Parvenu au terme de notre travail, nous nous voyons être dans le devoir de conclure sans toutefois prétendre mettre un point final ou dire le dernier mot concernant le débat sur la liberté. Cela étant, notre travail s'est voulu être une approche analytico-herméneutique de la liberté qui, pour Marcel, est de l'ordre du mystère. Ainsi, pour mener cette réflexion à bon port, nous nous sommes basés particulièrement sur son ouvrage «  Les hommes contre l'humain » et notre thématique s'est intitulée: « Repenser la liberté comme mystère chez Gabriel Marcel.

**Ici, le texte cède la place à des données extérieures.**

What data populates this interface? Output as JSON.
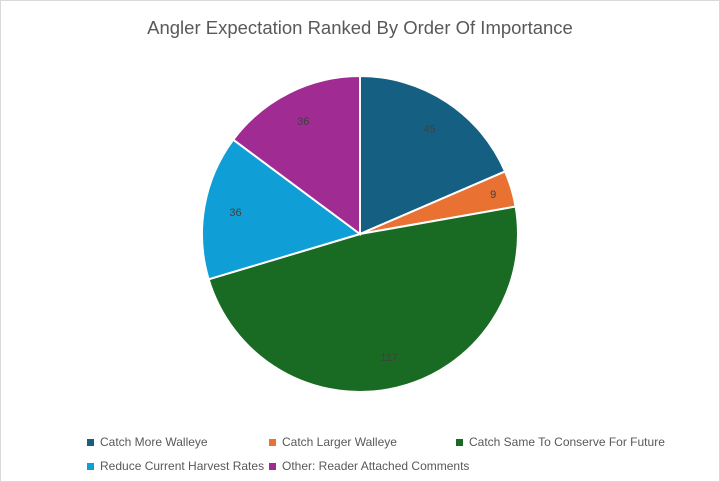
{
  "chart_data": {
    "type": "pie",
    "title": "Angler Expectation Ranked By Order Of Importance",
    "categories": [
      "Catch More Walleye",
      "Catch Larger Walleye",
      "Catch Same To Conserve For Future",
      "Reduce Current Harvest Rates",
      "Other: Reader Attached Comments"
    ],
    "values": [
      45,
      9,
      117,
      36,
      36
    ],
    "data_labels": [
      "45",
      "9",
      "117",
      "36",
      "36"
    ],
    "colors": [
      "#156082",
      "#E97132",
      "#196B24",
      "#0F9ED5",
      "#A02B93"
    ],
    "legend_position": "bottom"
  }
}
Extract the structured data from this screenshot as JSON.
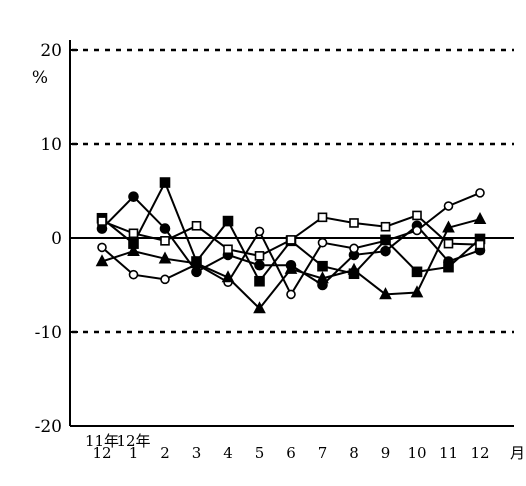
{
  "chart_data": {
    "type": "line",
    "y_unit": "%",
    "x_unit": "月",
    "year_labels": [
      {
        "text": "11年",
        "at": 0
      },
      {
        "text": "12年",
        "at": 1
      }
    ],
    "categories": [
      "12",
      "1",
      "2",
      "3",
      "4",
      "5",
      "6",
      "7",
      "8",
      "9",
      "10",
      "11",
      "12"
    ],
    "ylim": [
      -20,
      20
    ],
    "yticks": [
      {
        "value": 20,
        "label": "20"
      },
      {
        "value": 10,
        "label": "10"
      },
      {
        "value": 0,
        "label": "0"
      },
      {
        "value": -10,
        "label": "-10"
      },
      {
        "value": -20,
        "label": "-20"
      }
    ],
    "dashed_gridlines": [
      20,
      10,
      -10
    ],
    "series": [
      {
        "marker": "filled-circle",
        "values": [
          1.0,
          4.4,
          1.0,
          -3.6,
          -1.8,
          -2.9,
          -2.9,
          -5.0,
          -1.8,
          -1.4,
          1.3,
          -2.5,
          -1.3
        ]
      },
      {
        "marker": "open-circle",
        "values": [
          -1.0,
          -3.9,
          -4.4,
          -2.8,
          -4.7,
          0.7,
          -6.0,
          -0.5,
          -1.1,
          -0.3,
          0.8,
          3.4,
          4.8
        ]
      },
      {
        "marker": "filled-square",
        "values": [
          2.1,
          -0.6,
          5.9,
          -2.5,
          1.8,
          -4.6,
          -0.3,
          -3.0,
          -3.8,
          -0.2,
          -3.6,
          -3.1,
          -0.1
        ]
      },
      {
        "marker": "open-square",
        "values": [
          1.8,
          0.5,
          -0.3,
          1.3,
          -1.2,
          -1.9,
          -0.2,
          2.2,
          1.6,
          1.2,
          2.4,
          -0.6,
          -0.7
        ]
      },
      {
        "marker": "filled-triangle",
        "values": [
          -2.5,
          -1.4,
          -2.2,
          -2.7,
          -4.2,
          -7.5,
          -3.3,
          -4.3,
          -3.4,
          -6.0,
          -5.8,
          1.1,
          2.0
        ]
      }
    ]
  }
}
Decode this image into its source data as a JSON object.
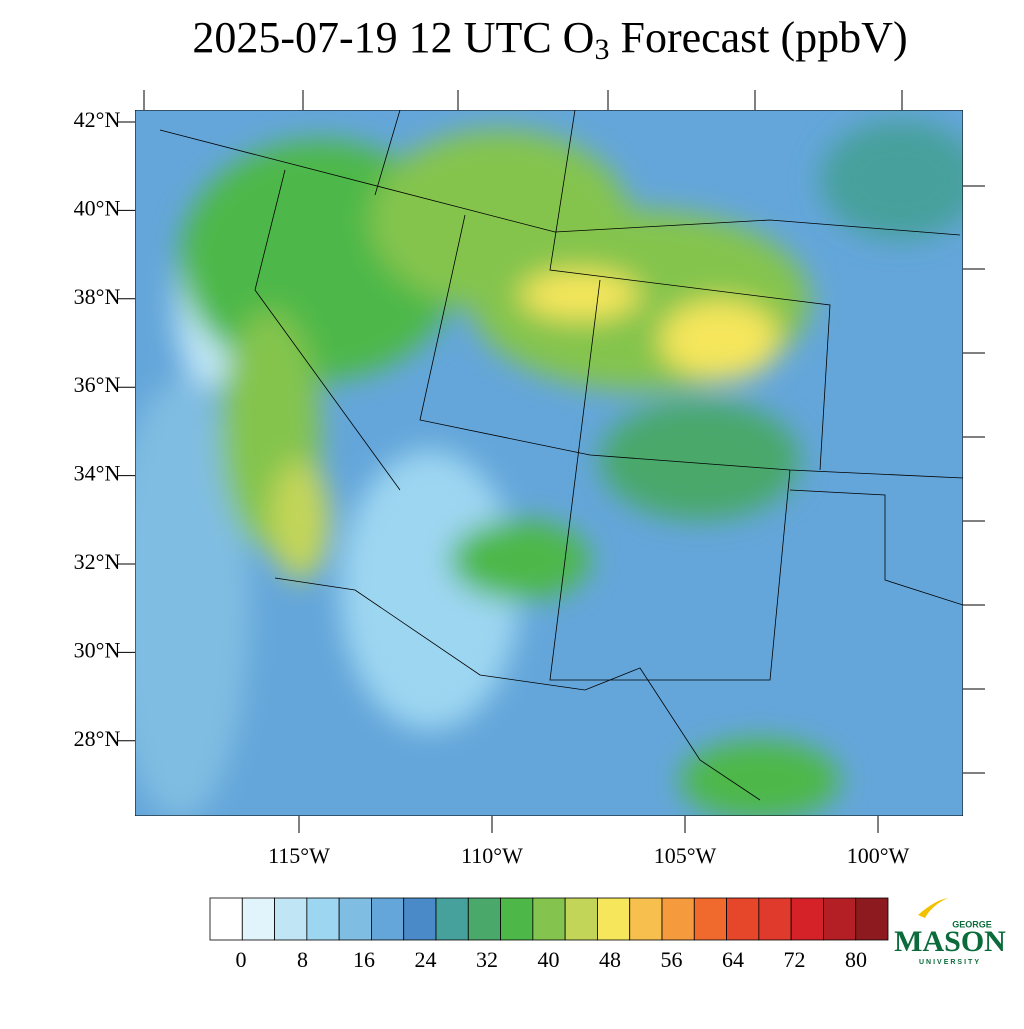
{
  "title": {
    "main": "2025-07-19 12 UTC O",
    "subscript": "3",
    "rest": " Forecast (ppbV)"
  },
  "map": {
    "lat_labels": [
      "42°N",
      "40°N",
      "38°N",
      "36°N",
      "34°N",
      "32°N",
      "30°N",
      "28°N"
    ],
    "lon_labels": [
      "115°W",
      "110°W",
      "105°W",
      "100°W"
    ]
  },
  "colorbar": {
    "colors": [
      "#ffffff",
      "#e1f3fb",
      "#c0e6f6",
      "#9dd6f1",
      "#80bde2",
      "#64a6da",
      "#4a8ac8",
      "#46a09b",
      "#4aa86b",
      "#4db848",
      "#84c44e",
      "#c3d558",
      "#f5e65c",
      "#f7c04e",
      "#f59a3d",
      "#f16a2d",
      "#e6472b",
      "#df3a2b",
      "#d52228",
      "#b31f24",
      "#8c1a1e"
    ],
    "ticks": [
      0,
      8,
      16,
      24,
      32,
      40,
      48,
      56,
      64,
      72,
      80
    ]
  },
  "logo": {
    "top": "GEORGE",
    "main": "MASON",
    "bottom": "UNIVERSITY"
  }
}
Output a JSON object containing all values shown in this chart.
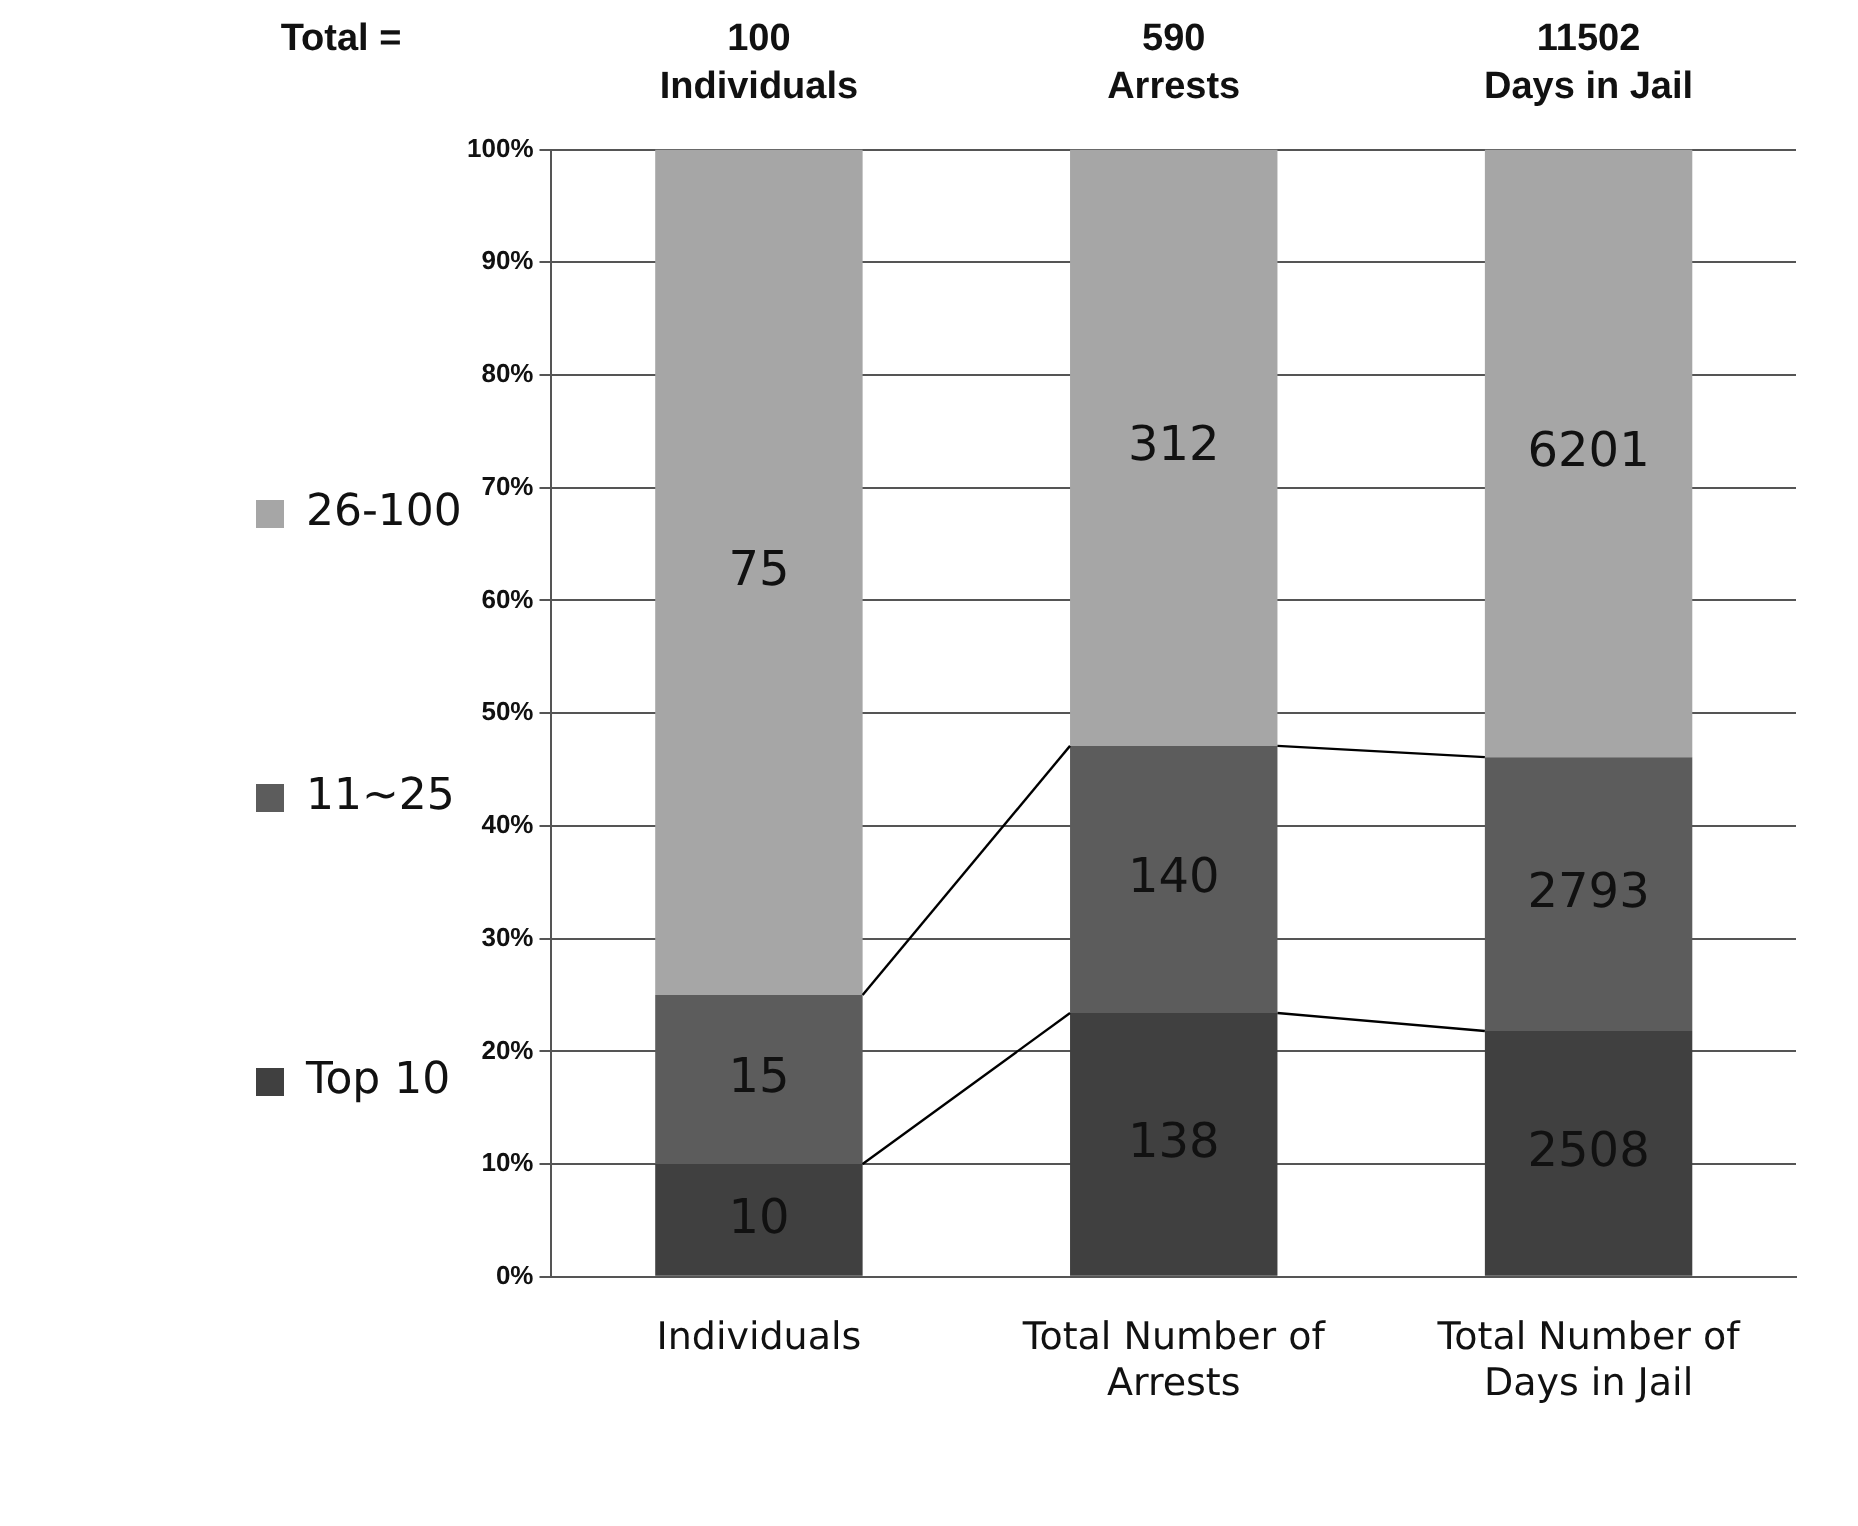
{
  "chart_data": {
    "type": "bar",
    "stacked": true,
    "categories": [
      "Individuals",
      "Total Number of Arrests",
      "Total Number of Days in Jail"
    ],
    "series": [
      {
        "name": "Top 10",
        "color": "#404040",
        "values": [
          10,
          23.4,
          21.8
        ]
      },
      {
        "name": "11~25",
        "color": "#5c5c5c",
        "values": [
          15,
          23.7,
          24.3
        ]
      },
      {
        "name": "26-100",
        "color": "#a6a6a6",
        "values": [
          75,
          52.9,
          53.9
        ]
      }
    ],
    "ylim": [
      0,
      100
    ],
    "yticks": [
      {
        "value": 0,
        "label": "0%"
      },
      {
        "value": 10,
        "label": "10%"
      },
      {
        "value": 20,
        "label": "20%"
      },
      {
        "value": 30,
        "label": "30%"
      },
      {
        "value": 40,
        "label": "40%"
      },
      {
        "value": 50,
        "label": "50%"
      },
      {
        "value": 60,
        "label": "60%"
      },
      {
        "value": 70,
        "label": "70%"
      },
      {
        "value": 80,
        "label": "80%"
      },
      {
        "value": 90,
        "label": "90%"
      },
      {
        "value": 100,
        "label": "100%"
      }
    ],
    "grid": "y",
    "legend": "left",
    "annotations": [
      "Total =",
      "100\nIndividuals",
      "590\nArrests",
      "11502\nDays in Jail",
      {
        "text": "10",
        "x": "Individuals",
        "y": 10
      },
      {
        "text": "15",
        "x": "Individuals",
        "y": 25
      },
      "75",
      {
        "text": "138",
        "x": "Total Number of Arrests",
        "y": 23.4
      },
      {
        "text": "140",
        "x": "Total Number of Arrests",
        "y": 47.1
      },
      "312",
      {
        "text": "2508",
        "x": "Total Number of Days in Jail",
        "y": 21.8
      },
      {
        "text": "2793",
        "x": "Total Number of Days in Jail",
        "y": 46.1
      },
      "6201"
    ]
  }
}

Une approche analytico-herméneutique de "Les hommes contre l'humain" ». Pour mieux appréhender la pensée de notre auteur, nous avons divisé notre quête en 3 chapitres: L'être et la liberté, G. Marcel et le mystère de la liberté, et crise de la liberté dans la société moderne.

Dans le premier chapitre, il a été question de présenter d'une façon panoramique le lien indéniable se tissant entre l'être et la liberté. Parlant de l'être, nous sommes partis d'abord de la conception des anciens à l'instar de Parménide comme étant celui qui a donné une connotation métaphysique au concept « être » avec sa remarquable découverte : « l'être est, le non-être n'est pas ». Ensuite, nous nous sommes associés à Aristote qui, à son tour définit la métaphysique comme étant la science de l'être en tant qu'être. Partant de ce deux conceptions, nous avons constaté que chez les antiques dire l'être ne devrait pas seulement se limiter à une simple parodie, mais il fallait une grande activité rationnelle pour le faire, parce que le concept être est le plus englobant, le plus généralisant, qui embrasse tout et dit tout.

De ce fait, nous n'allions pas finir notre parenthèse sans pourtant parler de la conception marcellienne de l'être qui consiste à prendre l'être comme mystère. Pour Marcel, le mystère n'est pas l'inconnaissable ou une lacune de la connaissance mais il est plutôt une réalité dans laquelle je me trouve impliqué, engagé entièrement et je ne saurais pas m'en détacher pour l'observer du dehors ou de l'extérieur. Aussi souligne-t-il, s'interroger sur l'être, c'est s'interroger sur sa totalité et sur soi-même comme totalité. C'est pourquoi, je ne puis m'interroger sur l'être que parce que je suis, j'existe en tant qu'être-incarné c'est-à-dire, un être possédant un corps. Cet être-incarné c'est évidemment l'homme.

A travers la notion du corps, Marcel montre son appartenance au courant de la métaphysique des existences laquelle ne cherche pas à saisir l'être en tant qu'être dans l'abstrait mais elle partdes données existentielles et s'intéresse davantage à l'être-incarné considéré, d'après Marcel, comme donnée centrale de toute réflexion métaphysique. Ainsi, la notion de liberté ne revient qu'à l'homme étant donné qu'il est l'unique être capable de s'interroger sur sa vie, sa destinée, son choix etc.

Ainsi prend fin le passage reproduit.